Somente em 2025, o Ministério da Previdência registrou mais de 546 mil afastamentos por questões de saúde mental, segundo dados oficiais. A barreira entre saúde mental e desempenho corporativo fica evidente nos impactos para resultados e inovação.

O estudo também indica impactos de assédio no trabalho. Do total de respondentes, 17% relataram ter sofrido ou presenciado casos, sendo 72% de assédio moral. O assédio sexual representa 28% dos relatos e tende a acometer mais mulheres.

Condutas abusivas costumam permanecer sem denúncia: entre 78% e 84% dos episódios não são comunicados. A falta de canais efetivos e a desconfiança nas respostas das lideranças ajudam a manter o silêncio.

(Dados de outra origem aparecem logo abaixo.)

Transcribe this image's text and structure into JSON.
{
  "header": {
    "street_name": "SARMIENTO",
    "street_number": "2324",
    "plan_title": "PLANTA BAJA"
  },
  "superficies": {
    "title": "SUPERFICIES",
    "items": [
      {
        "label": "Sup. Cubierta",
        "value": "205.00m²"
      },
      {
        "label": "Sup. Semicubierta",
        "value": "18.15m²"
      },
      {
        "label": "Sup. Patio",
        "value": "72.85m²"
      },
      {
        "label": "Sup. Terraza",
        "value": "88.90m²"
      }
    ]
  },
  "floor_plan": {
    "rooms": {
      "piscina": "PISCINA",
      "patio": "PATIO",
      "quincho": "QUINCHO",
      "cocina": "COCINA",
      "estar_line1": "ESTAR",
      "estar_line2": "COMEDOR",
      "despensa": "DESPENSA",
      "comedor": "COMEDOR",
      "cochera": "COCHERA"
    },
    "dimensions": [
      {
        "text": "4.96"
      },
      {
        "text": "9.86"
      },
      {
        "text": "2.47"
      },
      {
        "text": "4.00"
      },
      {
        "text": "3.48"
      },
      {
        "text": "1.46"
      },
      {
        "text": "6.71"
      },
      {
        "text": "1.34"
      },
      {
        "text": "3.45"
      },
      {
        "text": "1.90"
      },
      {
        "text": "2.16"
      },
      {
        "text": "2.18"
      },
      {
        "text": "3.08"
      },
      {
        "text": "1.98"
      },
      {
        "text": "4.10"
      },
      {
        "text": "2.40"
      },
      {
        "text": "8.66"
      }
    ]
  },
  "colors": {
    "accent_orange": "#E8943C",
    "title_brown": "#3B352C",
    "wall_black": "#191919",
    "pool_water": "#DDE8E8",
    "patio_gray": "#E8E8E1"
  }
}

Sinais e pilares da segurança psicológica

A pesquisa usa cinco pilares para medir o ambiente: autonomia, suporte, equidade, pertencimento e saúde mental. Autonomia envolve não punir quem erra; suporte, a sensação de apoio; equidade, tratamento justo; pertencimento, ser quem é; saúde mental, abertura para tratar o tema sem estigmas.

Em ambientes com alta segurança psicológica, 29% dos respondentes não apresentam propensão ao burnout. Esses espaços favorecem inovação, aprendizado e colaboração entre equipes, segundo a autora.

A NR-1, atualizada, passou a exigir que empresas identifiquem riscos psicossociais e adotem medidas para proteger a saúde mental. A adaptação ainda é incipiente em muitos setores, conforme avaliações da Vittude.

Empresas como a Sodexo aparecem entre as melhores ranqueadas, ampliando ações de prevenção e formando socorristas em saúde mental. A diretora de RH no Brasil destaca maior transparência e diálogo entre liderança e pessoas.

A executiva aponta que a responsabilidade é compartilhada: começa no indivíduo, mas depende de políticas empresariais que capacitem equipes e sustentem o debate. Trilhas de cultura organizacional ajudam a disseminar práticas saudáveis.

Para avançar, recomenda-se explicar valores, comportamentos esperados e como construir segurança psicológica. A comunicação não violenta, feedback claro e políticas consistentes devem permear todo o trabalho, não apenas ações pontuais.